WEST SACRAMENTO, Calif.--(BUSINESS WIRE)--The board of the California State Teachers’ Retirement System (CalSTRS) today adopted the actuarial valuation of the Defined Benefit Program as of June 30, 2013. The gap between current assets and the obligations facing the system—known as the unfunded actuarial obligation, or funding gap—has grown to $73.7 billion.
The latest valuation shows a $2.7 billion funding gap increase from the previous valuation as of June 30, 2012. It is $2.2 billion less than the gap projected for June 30, 2013 in the 2012 valuation. The growth of the funding gap means that the system is now 66.9 percent funded, essentially the same level identified in the prior valuation. In other words, CalSTRS has slightly less than 67 cents on hand for every dollar it owes its members.

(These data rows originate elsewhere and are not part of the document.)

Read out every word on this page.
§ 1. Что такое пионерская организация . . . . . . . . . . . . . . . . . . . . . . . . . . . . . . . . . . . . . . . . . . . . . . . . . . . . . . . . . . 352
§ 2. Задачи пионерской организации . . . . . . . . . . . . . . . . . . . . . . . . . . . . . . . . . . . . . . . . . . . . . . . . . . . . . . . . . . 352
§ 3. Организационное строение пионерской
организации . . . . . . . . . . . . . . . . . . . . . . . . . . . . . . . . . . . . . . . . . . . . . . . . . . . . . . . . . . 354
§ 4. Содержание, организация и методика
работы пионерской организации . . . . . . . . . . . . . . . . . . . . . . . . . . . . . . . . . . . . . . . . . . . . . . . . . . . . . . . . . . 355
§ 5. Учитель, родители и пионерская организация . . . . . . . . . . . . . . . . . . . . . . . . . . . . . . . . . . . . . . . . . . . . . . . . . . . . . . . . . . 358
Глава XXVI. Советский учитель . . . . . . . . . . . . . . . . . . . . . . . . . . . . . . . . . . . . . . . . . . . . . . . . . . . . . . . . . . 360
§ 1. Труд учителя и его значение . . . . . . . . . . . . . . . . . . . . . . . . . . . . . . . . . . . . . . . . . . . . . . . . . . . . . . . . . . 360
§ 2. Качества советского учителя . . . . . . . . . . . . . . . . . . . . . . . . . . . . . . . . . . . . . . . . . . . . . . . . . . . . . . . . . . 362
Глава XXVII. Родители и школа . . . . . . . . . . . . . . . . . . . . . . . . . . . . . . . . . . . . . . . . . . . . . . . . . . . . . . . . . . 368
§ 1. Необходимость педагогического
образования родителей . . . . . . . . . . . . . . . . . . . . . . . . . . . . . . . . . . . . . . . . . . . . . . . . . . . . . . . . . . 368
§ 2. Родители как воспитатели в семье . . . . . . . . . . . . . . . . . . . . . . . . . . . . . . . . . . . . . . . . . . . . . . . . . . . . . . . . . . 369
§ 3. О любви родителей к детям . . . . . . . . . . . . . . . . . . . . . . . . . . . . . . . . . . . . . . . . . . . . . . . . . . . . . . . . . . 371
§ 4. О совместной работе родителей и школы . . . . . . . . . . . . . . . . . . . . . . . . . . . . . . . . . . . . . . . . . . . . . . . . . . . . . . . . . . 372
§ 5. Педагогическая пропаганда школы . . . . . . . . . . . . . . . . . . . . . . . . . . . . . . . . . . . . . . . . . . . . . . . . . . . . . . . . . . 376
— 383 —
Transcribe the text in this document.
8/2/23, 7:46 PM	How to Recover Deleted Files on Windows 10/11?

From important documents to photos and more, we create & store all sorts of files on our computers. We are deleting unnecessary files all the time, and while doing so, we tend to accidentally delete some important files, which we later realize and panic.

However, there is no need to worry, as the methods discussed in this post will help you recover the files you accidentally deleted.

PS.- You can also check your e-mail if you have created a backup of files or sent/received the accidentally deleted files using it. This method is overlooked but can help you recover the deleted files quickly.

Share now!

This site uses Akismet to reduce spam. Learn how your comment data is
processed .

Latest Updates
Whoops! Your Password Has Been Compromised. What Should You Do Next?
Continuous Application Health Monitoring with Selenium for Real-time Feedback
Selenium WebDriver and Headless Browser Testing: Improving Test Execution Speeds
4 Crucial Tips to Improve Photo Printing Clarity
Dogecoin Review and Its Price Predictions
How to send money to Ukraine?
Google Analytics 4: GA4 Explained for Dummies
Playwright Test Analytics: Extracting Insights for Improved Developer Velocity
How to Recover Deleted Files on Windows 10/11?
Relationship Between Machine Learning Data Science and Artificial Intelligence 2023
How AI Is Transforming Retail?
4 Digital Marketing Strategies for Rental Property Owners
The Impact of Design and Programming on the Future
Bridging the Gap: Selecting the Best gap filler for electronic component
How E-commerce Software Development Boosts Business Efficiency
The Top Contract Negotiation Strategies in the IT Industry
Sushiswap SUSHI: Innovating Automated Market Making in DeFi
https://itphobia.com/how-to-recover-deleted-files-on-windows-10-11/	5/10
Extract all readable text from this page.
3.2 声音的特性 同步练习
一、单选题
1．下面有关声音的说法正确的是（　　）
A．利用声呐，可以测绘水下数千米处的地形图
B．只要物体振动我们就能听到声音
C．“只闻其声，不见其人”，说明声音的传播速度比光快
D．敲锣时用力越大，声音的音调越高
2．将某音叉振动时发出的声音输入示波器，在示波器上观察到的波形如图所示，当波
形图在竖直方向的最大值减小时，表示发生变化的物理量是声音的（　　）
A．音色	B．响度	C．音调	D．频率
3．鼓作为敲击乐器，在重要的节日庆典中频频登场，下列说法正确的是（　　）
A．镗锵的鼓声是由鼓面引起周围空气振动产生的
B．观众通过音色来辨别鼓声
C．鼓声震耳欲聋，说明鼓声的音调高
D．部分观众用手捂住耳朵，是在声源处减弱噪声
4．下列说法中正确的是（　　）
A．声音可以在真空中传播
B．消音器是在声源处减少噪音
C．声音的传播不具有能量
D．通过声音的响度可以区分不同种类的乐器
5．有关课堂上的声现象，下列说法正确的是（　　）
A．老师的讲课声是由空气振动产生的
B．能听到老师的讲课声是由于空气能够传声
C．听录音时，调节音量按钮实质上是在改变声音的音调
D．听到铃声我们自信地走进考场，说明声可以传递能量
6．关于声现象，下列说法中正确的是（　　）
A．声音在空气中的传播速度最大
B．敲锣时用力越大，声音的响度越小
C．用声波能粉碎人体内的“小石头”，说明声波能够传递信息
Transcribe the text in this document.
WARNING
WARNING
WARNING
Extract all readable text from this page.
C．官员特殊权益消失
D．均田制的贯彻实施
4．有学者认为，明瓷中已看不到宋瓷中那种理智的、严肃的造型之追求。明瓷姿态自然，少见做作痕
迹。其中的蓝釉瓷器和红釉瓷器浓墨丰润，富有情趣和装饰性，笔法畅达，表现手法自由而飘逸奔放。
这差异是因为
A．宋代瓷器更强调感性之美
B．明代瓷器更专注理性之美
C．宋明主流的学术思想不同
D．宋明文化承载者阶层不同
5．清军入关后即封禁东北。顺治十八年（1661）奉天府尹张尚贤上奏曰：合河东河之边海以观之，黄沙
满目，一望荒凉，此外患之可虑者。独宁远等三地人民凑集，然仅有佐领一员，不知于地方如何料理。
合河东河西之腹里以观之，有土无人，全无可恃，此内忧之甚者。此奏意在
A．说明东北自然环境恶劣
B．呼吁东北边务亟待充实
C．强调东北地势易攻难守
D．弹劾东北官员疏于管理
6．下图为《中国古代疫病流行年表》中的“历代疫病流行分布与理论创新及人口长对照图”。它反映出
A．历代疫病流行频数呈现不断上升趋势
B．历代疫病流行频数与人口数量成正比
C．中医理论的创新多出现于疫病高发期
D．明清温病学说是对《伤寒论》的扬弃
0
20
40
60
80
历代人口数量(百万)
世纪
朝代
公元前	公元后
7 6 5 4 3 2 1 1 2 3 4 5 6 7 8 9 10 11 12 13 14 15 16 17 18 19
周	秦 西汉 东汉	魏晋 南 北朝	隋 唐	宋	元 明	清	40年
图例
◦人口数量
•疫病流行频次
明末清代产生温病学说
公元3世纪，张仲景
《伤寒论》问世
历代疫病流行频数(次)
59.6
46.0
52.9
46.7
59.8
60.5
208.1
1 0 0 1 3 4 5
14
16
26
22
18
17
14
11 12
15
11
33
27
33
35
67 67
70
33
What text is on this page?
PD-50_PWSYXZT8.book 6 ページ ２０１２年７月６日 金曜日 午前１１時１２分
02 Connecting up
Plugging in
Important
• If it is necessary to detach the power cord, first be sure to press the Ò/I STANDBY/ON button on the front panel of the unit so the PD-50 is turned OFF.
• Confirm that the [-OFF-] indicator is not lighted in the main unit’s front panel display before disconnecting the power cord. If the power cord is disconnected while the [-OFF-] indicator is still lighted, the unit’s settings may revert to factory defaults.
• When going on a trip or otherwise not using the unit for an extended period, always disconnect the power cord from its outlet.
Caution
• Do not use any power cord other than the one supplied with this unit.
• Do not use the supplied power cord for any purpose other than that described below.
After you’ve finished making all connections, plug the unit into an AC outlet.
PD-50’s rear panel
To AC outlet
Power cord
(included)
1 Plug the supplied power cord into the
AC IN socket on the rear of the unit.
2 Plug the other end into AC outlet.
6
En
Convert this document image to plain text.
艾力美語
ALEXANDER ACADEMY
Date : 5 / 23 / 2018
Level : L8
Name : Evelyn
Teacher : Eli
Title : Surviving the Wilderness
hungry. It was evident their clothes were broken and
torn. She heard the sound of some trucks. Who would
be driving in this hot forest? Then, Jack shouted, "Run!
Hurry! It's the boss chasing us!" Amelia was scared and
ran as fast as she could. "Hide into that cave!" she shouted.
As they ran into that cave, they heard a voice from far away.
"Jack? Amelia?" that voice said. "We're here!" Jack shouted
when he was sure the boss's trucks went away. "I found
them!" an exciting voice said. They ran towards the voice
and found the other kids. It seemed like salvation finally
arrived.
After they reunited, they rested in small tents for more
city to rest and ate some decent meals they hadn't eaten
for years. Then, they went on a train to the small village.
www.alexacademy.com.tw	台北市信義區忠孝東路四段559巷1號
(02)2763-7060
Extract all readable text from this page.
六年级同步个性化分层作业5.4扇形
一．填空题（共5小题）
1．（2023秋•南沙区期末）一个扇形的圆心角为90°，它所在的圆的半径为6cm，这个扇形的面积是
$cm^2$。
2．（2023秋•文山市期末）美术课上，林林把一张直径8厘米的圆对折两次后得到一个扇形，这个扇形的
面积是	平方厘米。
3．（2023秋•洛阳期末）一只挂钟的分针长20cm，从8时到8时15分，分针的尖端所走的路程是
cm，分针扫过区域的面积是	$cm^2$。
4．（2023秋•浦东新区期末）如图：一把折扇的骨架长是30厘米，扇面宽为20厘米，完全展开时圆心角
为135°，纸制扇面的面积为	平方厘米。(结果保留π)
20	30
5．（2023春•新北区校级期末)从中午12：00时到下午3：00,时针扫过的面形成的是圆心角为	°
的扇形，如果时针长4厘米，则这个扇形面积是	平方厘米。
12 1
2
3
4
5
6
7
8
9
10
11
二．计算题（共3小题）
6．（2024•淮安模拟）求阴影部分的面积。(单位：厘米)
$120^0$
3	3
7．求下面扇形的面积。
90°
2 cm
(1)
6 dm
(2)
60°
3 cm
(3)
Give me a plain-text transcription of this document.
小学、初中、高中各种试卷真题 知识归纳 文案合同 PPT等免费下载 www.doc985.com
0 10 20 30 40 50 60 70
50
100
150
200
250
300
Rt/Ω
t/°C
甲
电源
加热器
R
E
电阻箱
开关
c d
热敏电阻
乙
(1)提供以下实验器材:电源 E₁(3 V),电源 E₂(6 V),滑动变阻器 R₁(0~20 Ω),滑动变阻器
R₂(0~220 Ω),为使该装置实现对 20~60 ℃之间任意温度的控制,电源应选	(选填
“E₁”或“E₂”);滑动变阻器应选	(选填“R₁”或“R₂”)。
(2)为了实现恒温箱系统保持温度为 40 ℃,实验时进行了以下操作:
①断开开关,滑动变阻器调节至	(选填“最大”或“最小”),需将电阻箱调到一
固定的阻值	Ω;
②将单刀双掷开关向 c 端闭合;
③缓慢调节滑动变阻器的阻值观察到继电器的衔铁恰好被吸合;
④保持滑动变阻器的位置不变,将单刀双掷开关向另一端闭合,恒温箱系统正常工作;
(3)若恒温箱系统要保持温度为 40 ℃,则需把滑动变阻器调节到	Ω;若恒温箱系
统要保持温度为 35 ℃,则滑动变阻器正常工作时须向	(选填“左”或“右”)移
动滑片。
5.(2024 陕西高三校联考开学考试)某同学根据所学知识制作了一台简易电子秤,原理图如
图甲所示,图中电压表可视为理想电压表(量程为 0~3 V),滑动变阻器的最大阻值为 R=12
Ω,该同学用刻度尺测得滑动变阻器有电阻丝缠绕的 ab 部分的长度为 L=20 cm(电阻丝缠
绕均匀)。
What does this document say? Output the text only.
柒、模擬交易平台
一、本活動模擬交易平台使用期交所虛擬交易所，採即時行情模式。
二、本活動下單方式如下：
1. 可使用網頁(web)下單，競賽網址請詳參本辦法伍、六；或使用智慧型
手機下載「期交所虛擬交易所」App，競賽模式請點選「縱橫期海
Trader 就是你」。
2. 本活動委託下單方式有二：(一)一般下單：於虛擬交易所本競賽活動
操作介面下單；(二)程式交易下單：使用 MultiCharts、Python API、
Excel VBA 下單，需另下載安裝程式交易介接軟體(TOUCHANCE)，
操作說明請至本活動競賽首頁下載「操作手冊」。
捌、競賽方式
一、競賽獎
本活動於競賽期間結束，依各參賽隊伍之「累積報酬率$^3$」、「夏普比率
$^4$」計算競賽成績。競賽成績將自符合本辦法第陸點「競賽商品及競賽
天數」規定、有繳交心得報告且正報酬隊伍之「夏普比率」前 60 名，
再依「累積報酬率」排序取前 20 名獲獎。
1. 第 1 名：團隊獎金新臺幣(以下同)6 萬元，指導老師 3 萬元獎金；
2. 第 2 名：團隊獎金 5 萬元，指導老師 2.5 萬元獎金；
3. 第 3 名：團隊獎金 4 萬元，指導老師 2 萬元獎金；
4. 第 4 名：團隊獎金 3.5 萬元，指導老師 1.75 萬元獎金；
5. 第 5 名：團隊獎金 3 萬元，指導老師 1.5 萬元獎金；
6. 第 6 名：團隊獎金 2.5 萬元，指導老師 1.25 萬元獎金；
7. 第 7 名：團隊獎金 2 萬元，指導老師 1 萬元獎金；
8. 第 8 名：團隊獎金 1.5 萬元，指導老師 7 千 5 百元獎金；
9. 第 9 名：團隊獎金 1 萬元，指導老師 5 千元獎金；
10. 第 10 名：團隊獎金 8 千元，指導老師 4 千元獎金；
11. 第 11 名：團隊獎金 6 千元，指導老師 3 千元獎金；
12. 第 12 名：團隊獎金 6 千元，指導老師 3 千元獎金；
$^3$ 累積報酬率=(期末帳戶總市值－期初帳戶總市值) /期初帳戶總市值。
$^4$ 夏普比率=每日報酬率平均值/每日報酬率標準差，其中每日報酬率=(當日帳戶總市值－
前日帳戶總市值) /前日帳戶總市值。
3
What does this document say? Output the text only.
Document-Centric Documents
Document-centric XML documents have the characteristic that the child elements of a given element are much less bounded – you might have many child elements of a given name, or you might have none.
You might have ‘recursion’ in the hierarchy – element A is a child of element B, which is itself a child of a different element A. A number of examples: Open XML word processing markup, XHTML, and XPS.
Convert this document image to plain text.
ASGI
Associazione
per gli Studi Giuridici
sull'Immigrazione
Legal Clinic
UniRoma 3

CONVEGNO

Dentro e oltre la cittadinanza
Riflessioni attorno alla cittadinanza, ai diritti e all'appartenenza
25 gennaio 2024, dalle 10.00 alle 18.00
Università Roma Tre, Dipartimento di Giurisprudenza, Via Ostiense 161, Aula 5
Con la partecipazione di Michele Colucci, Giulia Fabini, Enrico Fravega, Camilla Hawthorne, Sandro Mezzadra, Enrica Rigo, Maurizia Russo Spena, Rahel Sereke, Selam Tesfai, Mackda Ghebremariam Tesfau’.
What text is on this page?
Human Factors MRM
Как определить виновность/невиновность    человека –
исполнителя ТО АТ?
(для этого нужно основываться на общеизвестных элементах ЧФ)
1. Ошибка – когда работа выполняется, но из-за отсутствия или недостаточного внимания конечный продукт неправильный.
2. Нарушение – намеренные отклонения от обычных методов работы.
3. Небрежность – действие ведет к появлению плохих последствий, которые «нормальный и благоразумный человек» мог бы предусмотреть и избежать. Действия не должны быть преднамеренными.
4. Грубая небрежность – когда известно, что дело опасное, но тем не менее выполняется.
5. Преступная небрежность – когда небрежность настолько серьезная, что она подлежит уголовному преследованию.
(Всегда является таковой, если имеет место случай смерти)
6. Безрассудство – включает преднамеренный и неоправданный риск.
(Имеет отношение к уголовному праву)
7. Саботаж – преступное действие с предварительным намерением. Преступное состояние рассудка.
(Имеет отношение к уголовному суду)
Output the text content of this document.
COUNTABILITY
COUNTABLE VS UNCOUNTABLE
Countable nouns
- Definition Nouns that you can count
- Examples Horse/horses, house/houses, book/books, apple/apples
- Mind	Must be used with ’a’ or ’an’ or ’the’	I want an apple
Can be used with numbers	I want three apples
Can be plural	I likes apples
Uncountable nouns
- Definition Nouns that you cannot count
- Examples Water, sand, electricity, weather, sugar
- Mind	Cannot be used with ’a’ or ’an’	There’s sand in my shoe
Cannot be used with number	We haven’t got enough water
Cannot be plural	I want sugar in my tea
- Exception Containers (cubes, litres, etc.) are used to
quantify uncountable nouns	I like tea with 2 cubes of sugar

Unlike most public pension systems, CalSTRS does not have the authority to raise its own contribution rates and instead, requires action by the Legislature and the Governor. In fiscal year 2012-2013, the fund posted a 13.9 percent return on its investments, well above the actuarially assumed 7.5 percent. Nonetheless, the unfunded actuarial obligation continues to grow at $15 million per day without contribution rate increases.
“Since at least 2006, we’ve said that CalSTRS cannot rely solely on healthy investment returns to make up the ground lost to the economic downturns and market volatility of the past 14 years,” said CalSTRS Chief Executive Officer Jack Ehnes. “This valuation reflects a reality, affirmed by the Legislature, the Administration and stakeholders, that stabilizing CalSTRS funding will require contribution increases. These can be gradual, predictable and fair to all parties, while meeting the long-term needs of the system.”
If unaddressed, CalSTRS’ underfunding will deplete the Teachers’ Retirement Fund by 2046, three years later than predicted in the 2012 valuation.
CalSTRS is currently working with the Legislature to develop a plan that can be written into legislation to address CalSTRS’ funding gap over the long term. The latest valuation is just one data source used in developing such a plan.
Another data source was the February 2013 CalSTRS report, “Sustaining Retirement Security for Future Generations: Funding the California State Teachers’ Retirement System,” prepared in response to Senate Concurrent Resolution 105. The report, developed with input from affected stakeholders, provides the Legislature with a range of sustainable funding strategies necessary to secure the long-term needs of the Defined Benefit Program.
On March 19, CalSTRS presented its latest report, “History of CalSTRS Funding and Presentation of Additional Scenarios,” to a joint informational hearing of the Assembly Committee on Public Employees, Retirement and Social Security and the Senate Committee on Public Employment and Retirement. The report gives legislators key information required to structure a plan that spans a range from 20 to 60 years to fully fund CalSTRS.
The need to adequately fund CalSTRS has been affirmed by the Legislative Analyst’s Office. In 2011, the California State Auditor’s Office placed CalSTRS on its list of agencies posing a high risk to the state due to its unfunded liability.
The California State Teachers’ Retirement System, with a portfolio valued at $180.8 billion as of February 28, 2014, is the largest educator-only pension fund in the world. CalSTRS administers a hybrid retirement system, consisting of traditional defined benefit, cash balance and voluntary defined contribution plans. CalSTRS also provides disability and survivor benefits. CalSTRS serves California's 868,000 public school educators and their families from the state’s 1,600 school districts, county offices of education and community college districts.